A doctoral thesis carried out at the Department of Obstetrics and Gynecology at the University of Granada by Catalina de Paco Matallana shows that the clamping of the umbilical cord of newborns from full-term pregnancies (that is, infants born after a nine-month pregnancy) two minutes after the infant is expelled from the womb makes no difference to hematocrit or hemoglobin levels of the umbilical cord vein compared to clamping the cord within 20 seconds. Thus, the study shows that early clamping (which is widely performed) is not justified.
Analysis of 151 umbilical cords
The doctoral thesis Repercusiones clínicas y fisicoquímicas del tiempo de ligadura del cordón umbilical en recién nacidos a término (Clinical and Physiochemical Repercussions of Clamping Time of the Umbilical Cord of Newborns from Full-Term Pregnancies) analyzed a total of 151 umbilical cords of newborns from full-term pregnancies. In 79 cases, the umbilical cord was cut within 20 seconds, and in 72 cases it was clamped two minutes after the infant was expelled.
The study found that the partial pressure of oxygen in the umbilical artery of the newborn babies who had late clamping had risen, while there was a lesser need of oxygenotherapy after birth. There were no differences in the removal time of the placenta and the mother’s bleeding after birth - one of the reasons why early clamping of the umbilical cord started to be practiced.
De Paco Matallana also analyzed the melatonin concentration (one of the strongest and most currently studied antioxidants), finding differences between the melatonin concentration (aMT) in the umbilical vein and the umbilical artery, the latter being where the concentration is significantly higher. “This suggests that the fetus not only receives melatonin from the mother via the umbilical vein because it crosses the placental barrier, but also that it is produced in stressful situations such as during labor,” says de Paco Matallana. Thus, high melatonin concentrations in the umbilical cord, together with the arterial and vein differences according to type of birth, suggest that the pineal gland is used by the fetus and that it can respond during birth.

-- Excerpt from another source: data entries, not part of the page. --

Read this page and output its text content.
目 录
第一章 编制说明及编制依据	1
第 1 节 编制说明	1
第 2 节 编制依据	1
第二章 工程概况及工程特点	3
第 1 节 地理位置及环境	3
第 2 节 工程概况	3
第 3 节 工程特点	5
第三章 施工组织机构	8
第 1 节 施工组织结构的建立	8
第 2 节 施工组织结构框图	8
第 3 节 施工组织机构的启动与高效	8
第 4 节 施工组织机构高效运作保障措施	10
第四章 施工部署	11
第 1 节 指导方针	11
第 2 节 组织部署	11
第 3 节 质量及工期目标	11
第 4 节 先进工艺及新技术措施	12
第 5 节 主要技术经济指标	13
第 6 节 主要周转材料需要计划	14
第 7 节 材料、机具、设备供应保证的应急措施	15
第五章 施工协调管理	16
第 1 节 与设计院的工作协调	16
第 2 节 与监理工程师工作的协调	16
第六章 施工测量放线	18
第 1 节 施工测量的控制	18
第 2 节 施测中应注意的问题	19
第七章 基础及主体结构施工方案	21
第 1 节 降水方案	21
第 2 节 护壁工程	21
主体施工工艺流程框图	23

Preventing anemia in children
As for the concentration of the triacylglycerols (TAG) analyzed in the umbilical vein of both groups, this study found statistically significant differences, as there is a higher concentration of TAG in the group of early clamping. The same is applied to the umbilical artery, where there are also statistically significant differences, with higher a concentration of TAG in the group of early clamping. However, there are no studies corroborating these findings, so more research is needed, although many other studies recommend late clamping “especially because of the beneficial effect on the prevention of anemia in children,” says de Paco Matallana.

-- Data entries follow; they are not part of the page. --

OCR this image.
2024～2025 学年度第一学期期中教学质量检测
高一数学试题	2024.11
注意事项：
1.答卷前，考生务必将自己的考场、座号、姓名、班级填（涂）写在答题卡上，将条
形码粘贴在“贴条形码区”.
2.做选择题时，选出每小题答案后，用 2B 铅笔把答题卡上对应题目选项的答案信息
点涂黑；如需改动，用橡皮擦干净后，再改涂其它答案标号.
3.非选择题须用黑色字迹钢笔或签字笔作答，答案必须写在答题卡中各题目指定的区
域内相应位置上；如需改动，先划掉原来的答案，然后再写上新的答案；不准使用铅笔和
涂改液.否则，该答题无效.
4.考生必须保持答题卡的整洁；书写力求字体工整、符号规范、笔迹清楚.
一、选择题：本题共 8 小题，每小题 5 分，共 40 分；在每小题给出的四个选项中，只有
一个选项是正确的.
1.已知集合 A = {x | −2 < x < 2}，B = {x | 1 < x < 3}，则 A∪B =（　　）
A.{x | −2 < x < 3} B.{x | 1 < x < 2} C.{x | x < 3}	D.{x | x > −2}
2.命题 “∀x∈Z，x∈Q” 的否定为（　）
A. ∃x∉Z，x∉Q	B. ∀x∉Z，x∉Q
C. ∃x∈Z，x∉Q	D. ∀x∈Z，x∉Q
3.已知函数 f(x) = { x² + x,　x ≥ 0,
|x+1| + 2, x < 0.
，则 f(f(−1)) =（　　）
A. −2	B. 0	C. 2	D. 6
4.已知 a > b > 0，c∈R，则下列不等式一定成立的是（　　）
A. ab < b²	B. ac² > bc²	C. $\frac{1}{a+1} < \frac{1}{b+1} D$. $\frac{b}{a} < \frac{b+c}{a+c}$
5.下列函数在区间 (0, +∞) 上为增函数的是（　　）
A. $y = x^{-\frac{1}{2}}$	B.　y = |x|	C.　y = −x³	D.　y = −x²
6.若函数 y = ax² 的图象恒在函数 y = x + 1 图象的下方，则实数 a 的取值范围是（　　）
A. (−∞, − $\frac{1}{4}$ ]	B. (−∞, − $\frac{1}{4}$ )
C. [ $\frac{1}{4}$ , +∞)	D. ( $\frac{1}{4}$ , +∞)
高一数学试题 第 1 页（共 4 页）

The author points out that the results of her thesis “show that there are no differences in the hemogram or the general biochemical profile in the umbilical vein in the cases of early and late clamping”. Moreover, there were no differences in the viscosity or the melatonin in the umbilical artery and vein, which have traditionally been variables related to early clamping. From a clinical point of view, there were no differences in either group with umbilical clamping at birth.
“This study has not found any scientific evidence to suggest that the practice of early clamping is advisable or to justify the abandonment of late clamping in newborns from full-term pregnancies,” says de Paco Matallana. “There are convincing findings for and against the two different types of clamping analyzed in this study, which shows not only the complexity of the problem, but also that research in this field may not be controlled enough or designed correctly.”
Reference: Catalina de Paco Matallana. Department of Obstetrics and Gynecology of the University of Granada.